A well-defined transfer learning approach is desirable in computational biology field, as it allows us to learn better in a specific field by utilizing the knowledge in related fields. However, this approach is not trivial at all, and so far there are some notable challenges in applying transfer learning in biological data:
- Different biological features and labels among different species: For image identification, it is relatively not so difficult to apply transfer learning: The size of all images is the same, or you can resize them as you want to make the images can be fitted into the model.

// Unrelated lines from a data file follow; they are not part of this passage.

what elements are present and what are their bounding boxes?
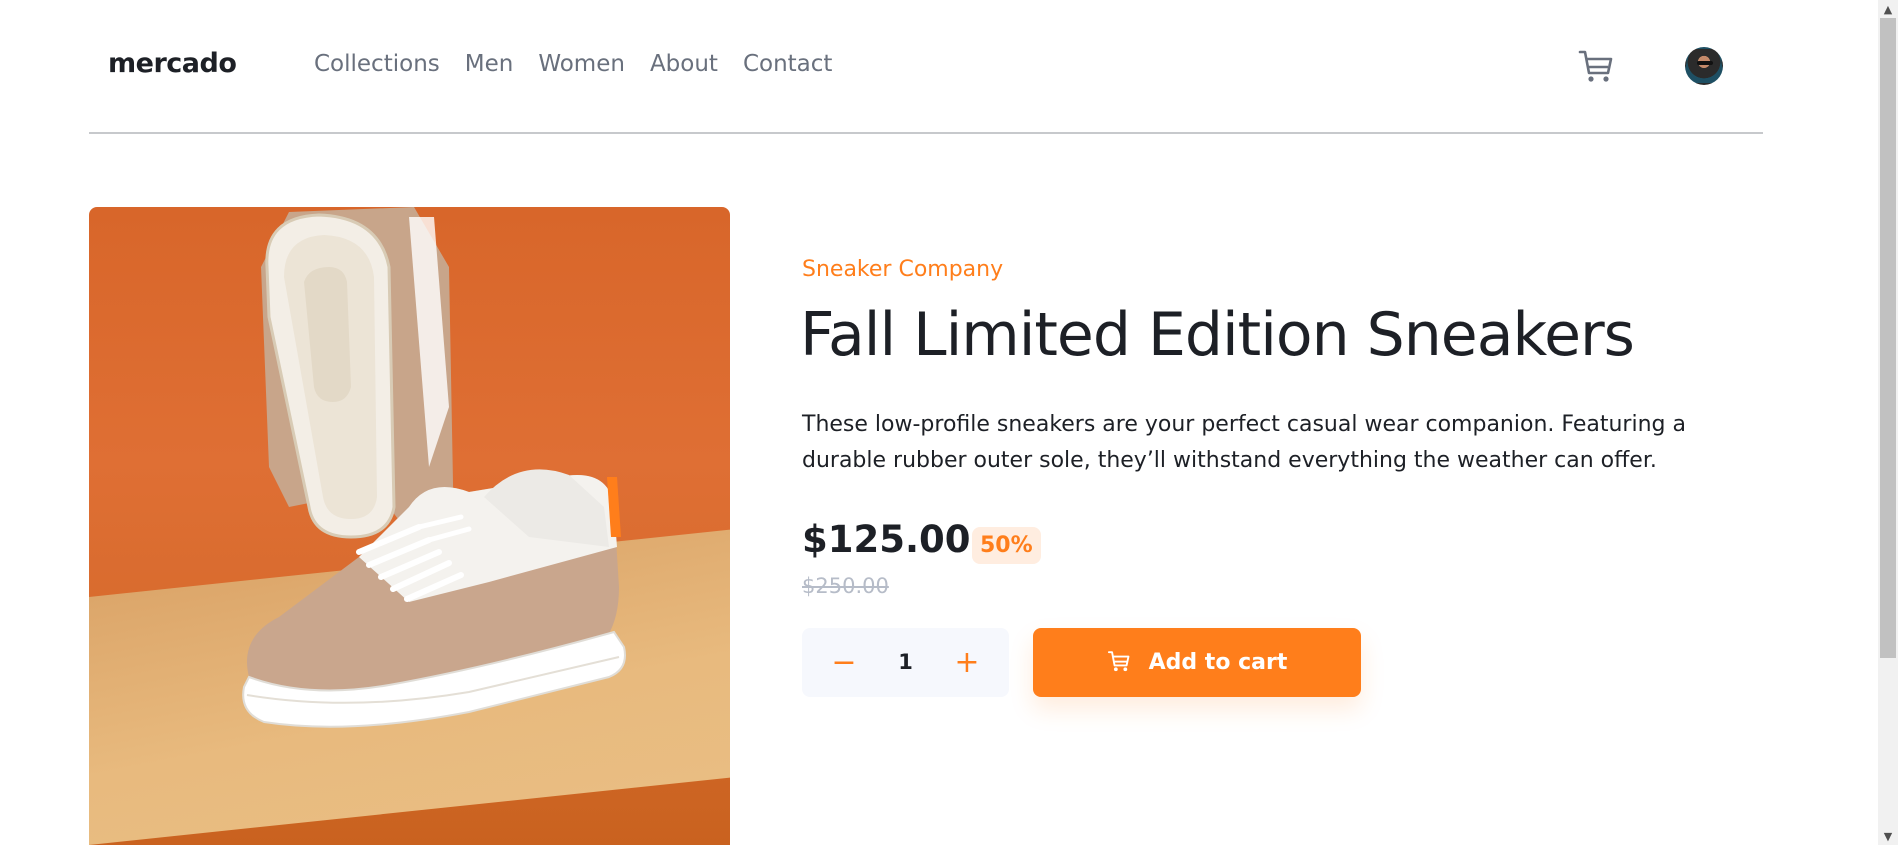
- main-nav: Collections Men Women About Contact: [314, 51, 832, 77]
- add-to-cart-button[interactable]: Add to cart: [1033, 628, 1361, 697]
- product-image[interactable]: [89, 207, 730, 845]
- avatar[interactable]: [1685, 47, 1723, 85]
- nav-link-about[interactable]: About: [650, 51, 718, 77]
- site-header: mercado Collections Men Women About Cont…: [89, 0, 1763, 134]
- cart-icon[interactable]: [1577, 47, 1615, 85]
- product-company: Sneaker Company: [802, 257, 1004, 282]
- product-price: $125.00: [802, 518, 971, 561]
- nav-link-contact[interactable]: Contact: [743, 51, 832, 77]
- add-to-cart-label: Add to cart: [1148, 650, 1288, 675]
- vertical-scrollbar[interactable]: ▲ ▼: [1878, 0, 1898, 845]
- quantity-stepper: − 1 +: [802, 628, 1009, 697]
- scroll-up-arrow-icon[interactable]: ▲: [1878, 0, 1898, 18]
- nav-link-collections[interactable]: Collections: [314, 51, 440, 77]
- scrollbar-thumb[interactable]: [1880, 18, 1896, 658]
- site-logo[interactable]: mercado: [108, 48, 237, 79]
- nav-link-men[interactable]: Men: [465, 51, 514, 77]
- cart-icon: [1107, 649, 1131, 676]
- sneaker-illustration: [242, 207, 626, 728]
- original-price: $250.00: [802, 574, 889, 598]
- discount-badge: 50%: [972, 527, 1041, 564]
- scroll-down-arrow-icon[interactable]: ▼: [1878, 827, 1898, 845]
- decrease-quantity-button[interactable]: −: [814, 628, 874, 697]
- increase-quantity-button[interactable]: +: [937, 628, 997, 697]
- nav-link-women[interactable]: Women: [538, 51, 625, 77]
- product-title: Fall Limited Edition Sneakers: [800, 300, 1635, 370]
- product-description: These low-profile sneakers are your perf…: [802, 412, 1686, 473]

However, you cannot alter the features as easily in biological data. For example, E.coli contains about 4000 genes and Salmonella contains about 3000 genes, and there is no direct and reasonable way to resize 3000 features into 4000 features. Features will also be different between datasets of two differing species.
- Finding their common characteristics: Each strain or each serovar have different characteristics including the specificity of host . For example, Salmonella choleraesuis infects pigs specifically but not other animals . The exact mechanisms to describe the difference among strains or serovars are not clear, which increase the difficulties in finding their common characteristics. The unknown strain characteristics between two different species (e.g. E.coli and Salmonella) make transfer learning much more difficult.
There are few ways we are trying to solve these problems:
- Finding the homologous genes: We can find homologous genes between two different species, with the expectation that they share the same characteristics, including abnormal condition responses and expressions
- Focusing on the base/simpler case: To address the second issue, finding a base case is important for finding their common characteristics. If we can find the wild-type strain in both species and obtain the corresponding wild-type data, we can use this as a base for comparison. It is obviously more desirable if we have data for two species cultured in the same abnormal conditions.